Le rêve commence parfois dès l’aéroport. C’est aussi la raison pour laquelle l'A380 de Qatar Airways a lancé la machine à rêves. Un appareil déjà mythique que très peu avaient eu l’occasion d’emprunter avant. Sur place, les différentes soirées ont joué chacune sur un rêve d’exclusif (dîner-croisière d’Asia, cocktail d’Europcar sur le rooftop du So Sofitel), de luxe (défilé de mode organisé par l’OT en France) de festif (feu d’artifice d’Amadeus, bar Music Café à Patpong).
 
… le rêve d’une destination  
Si le client va subir différentes influences pour envisager un voyage, finalement  « c’est nous qui transmettons le rêve » explique cet agent fier de son expertise. Ainsi le programme d’activités monté par Visiteurs et Novaway va nourrir les participants. Ils vont pouvoir puiser dans leur expérience à Bangkok (vélo, Chinatown, marché aux fleurs, massage, visite du temple Wat Pho ou du palais royal, cours de cuisine) pour alimenter les rêves de leurs clients.
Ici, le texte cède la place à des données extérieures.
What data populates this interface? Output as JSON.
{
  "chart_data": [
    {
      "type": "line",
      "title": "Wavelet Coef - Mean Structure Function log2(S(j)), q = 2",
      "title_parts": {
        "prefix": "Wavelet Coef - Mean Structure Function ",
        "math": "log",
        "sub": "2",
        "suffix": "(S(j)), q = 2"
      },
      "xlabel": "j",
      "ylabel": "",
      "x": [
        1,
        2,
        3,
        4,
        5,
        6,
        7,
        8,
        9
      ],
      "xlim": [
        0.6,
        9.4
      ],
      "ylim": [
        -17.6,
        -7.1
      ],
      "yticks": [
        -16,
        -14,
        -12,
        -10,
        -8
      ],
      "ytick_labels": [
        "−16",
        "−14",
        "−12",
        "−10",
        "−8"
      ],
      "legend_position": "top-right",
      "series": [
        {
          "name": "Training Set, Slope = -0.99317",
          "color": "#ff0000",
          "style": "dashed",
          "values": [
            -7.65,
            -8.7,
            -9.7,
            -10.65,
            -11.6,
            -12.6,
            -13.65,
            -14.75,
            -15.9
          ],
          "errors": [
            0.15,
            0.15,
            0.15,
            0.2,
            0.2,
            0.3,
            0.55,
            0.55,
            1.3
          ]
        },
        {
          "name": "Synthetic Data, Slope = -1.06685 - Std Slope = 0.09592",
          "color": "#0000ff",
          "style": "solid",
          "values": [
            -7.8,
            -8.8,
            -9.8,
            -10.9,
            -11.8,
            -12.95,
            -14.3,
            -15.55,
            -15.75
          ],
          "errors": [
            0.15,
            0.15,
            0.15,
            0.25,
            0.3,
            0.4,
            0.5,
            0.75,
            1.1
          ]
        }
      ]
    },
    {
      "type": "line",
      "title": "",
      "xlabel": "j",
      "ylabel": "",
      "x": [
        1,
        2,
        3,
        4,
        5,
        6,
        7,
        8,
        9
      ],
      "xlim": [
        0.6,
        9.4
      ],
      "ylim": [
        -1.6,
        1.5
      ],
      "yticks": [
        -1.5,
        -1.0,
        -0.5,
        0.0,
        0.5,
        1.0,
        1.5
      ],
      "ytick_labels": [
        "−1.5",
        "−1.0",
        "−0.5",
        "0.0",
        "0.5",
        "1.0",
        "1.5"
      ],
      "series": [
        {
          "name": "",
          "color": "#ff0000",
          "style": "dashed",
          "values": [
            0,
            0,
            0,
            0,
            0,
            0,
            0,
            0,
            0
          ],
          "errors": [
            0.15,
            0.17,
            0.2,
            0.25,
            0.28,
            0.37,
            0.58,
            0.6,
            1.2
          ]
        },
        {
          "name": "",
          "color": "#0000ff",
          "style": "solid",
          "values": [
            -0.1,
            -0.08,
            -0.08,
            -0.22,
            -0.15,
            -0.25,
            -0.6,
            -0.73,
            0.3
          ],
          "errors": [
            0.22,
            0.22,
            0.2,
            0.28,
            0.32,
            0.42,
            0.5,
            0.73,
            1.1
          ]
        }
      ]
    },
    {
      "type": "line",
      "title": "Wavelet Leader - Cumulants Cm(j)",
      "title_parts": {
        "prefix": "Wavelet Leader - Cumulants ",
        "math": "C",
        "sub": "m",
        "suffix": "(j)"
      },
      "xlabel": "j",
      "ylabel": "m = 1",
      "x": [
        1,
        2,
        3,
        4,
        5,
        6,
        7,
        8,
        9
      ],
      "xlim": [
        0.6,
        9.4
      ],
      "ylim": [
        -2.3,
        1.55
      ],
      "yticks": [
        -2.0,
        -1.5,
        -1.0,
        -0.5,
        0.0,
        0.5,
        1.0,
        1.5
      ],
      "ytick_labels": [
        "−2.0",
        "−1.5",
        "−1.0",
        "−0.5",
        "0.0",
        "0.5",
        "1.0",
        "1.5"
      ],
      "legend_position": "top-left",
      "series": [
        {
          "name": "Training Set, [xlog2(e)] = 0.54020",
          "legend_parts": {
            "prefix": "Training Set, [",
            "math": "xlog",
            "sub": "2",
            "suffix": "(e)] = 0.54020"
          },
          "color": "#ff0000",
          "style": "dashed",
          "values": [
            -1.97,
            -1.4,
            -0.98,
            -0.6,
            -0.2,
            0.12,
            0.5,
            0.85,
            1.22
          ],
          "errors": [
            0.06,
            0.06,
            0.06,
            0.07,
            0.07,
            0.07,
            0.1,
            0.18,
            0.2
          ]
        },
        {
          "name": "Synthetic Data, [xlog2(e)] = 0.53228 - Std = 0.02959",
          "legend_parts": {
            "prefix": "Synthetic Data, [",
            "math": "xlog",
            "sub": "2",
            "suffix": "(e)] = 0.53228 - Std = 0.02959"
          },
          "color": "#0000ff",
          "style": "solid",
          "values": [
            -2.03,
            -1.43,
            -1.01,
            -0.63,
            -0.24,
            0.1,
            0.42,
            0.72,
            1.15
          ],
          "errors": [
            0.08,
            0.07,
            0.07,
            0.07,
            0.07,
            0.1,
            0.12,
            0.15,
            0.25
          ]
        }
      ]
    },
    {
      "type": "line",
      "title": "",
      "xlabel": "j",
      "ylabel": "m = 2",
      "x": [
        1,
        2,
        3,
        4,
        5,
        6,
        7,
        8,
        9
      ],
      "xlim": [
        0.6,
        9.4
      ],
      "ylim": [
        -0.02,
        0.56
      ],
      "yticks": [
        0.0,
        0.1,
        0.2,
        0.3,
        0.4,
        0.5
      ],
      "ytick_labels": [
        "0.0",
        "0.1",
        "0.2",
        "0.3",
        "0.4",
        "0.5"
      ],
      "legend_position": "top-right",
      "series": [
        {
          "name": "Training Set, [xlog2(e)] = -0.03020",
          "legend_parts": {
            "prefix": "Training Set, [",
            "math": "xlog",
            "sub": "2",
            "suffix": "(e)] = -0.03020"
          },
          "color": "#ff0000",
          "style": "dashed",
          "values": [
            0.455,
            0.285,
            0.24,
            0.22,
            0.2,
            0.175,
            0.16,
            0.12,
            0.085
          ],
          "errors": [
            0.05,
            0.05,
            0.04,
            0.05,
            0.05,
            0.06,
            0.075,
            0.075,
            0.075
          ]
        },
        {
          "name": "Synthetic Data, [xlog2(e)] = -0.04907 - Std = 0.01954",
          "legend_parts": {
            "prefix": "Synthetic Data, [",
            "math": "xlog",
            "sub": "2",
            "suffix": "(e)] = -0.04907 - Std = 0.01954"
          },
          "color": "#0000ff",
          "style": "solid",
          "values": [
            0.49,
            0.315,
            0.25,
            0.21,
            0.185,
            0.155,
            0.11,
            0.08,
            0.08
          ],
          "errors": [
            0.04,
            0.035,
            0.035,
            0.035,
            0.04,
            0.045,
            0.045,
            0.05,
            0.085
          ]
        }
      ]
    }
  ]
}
Car le client surinformé  a déjà son rêve en tête. L’agent de voyages va lui donner des images ou des anecdotes. Il va aussi pouvoir le guider dans une réalité phantasmée, à l’instar du marché flottant de Damnoen Saduak qui est désormais « plus un lieu de produits touristiques qu’un endroit où les gens locaux font leurs achats » explique cette agv un peu déçue. Il faut donc trouver comment vendre le rêve et à qui.

Un rêve d’agence
Evidemment, le point de vente doit être une invitation au rêve. Les agents de voyages en conviennent même si leurs visions diffèrent. Les uns tiennent pour un cadre « technologique, pour vivre à notre époque et attirer les voyageurs 2 .0 ». D’autres parlent de « rénovations », de « décoration », d’« inspiration ». Ce qu’ils trouvent de plus en plus dans les brochures des TO que les uns cachent et les autres affichent, les magazines et autres beaux livres disposés près des clients.
 
Les configurations d’espace et la conjoncture ne se prêtent pas forcément aux grands changements. « Raison de plus pour essayer » exprime cette agente dont l’ordinateur reste un ‘mur’ entre le client et elle. ‘Difficile de faire rêver quand on parle à son écran et qu’on ne peut pas le tourner’ déplore-t-elle. Offrir un cadre agréable pour l’œil du client et pour le travail du collaborateur est d’ailleurs l’un des nouveaux chantiers auxquels veut s’atteler le réseau.  
 
Un rêve de réseau
Chez Selectour Afat, les participants des Forces de vente à Bangkok parlent ainsi de « l’énergie retrouvée », de « la confiance des partenaires », de « l’envie de changement », etc. Si le président songe à un nouveau package marketing, les conseillers, eux, pensent aux valeurs qui les distinguent d’un réseau « intégré ». Un réseau d’agences indépendantes c’est « un rêve de non-uniformisation » indiquent plusieurs d’entre eux. C’est aussi un rêve de liberté. « Certes on a des recommandations de vente mais pas des contraintes liées aux incentives. Le client est plus au centre de notre réflexion » estime Karine.
 
Si l’éventuel changement de nom du réseau ne les fait guère rêver, les offres exclusives, l’accent mis sur l’accueil du client, le conseil, l’orientation emmènent plusieurs professionnels à rêver d’une nouvelle appellation. « Le métier a changé, plus que des agents –de police, de la SNCF-, nous sommes des experts, des conseillers » martèle Grégory qui plaide pour un nom de métier plus dynamique.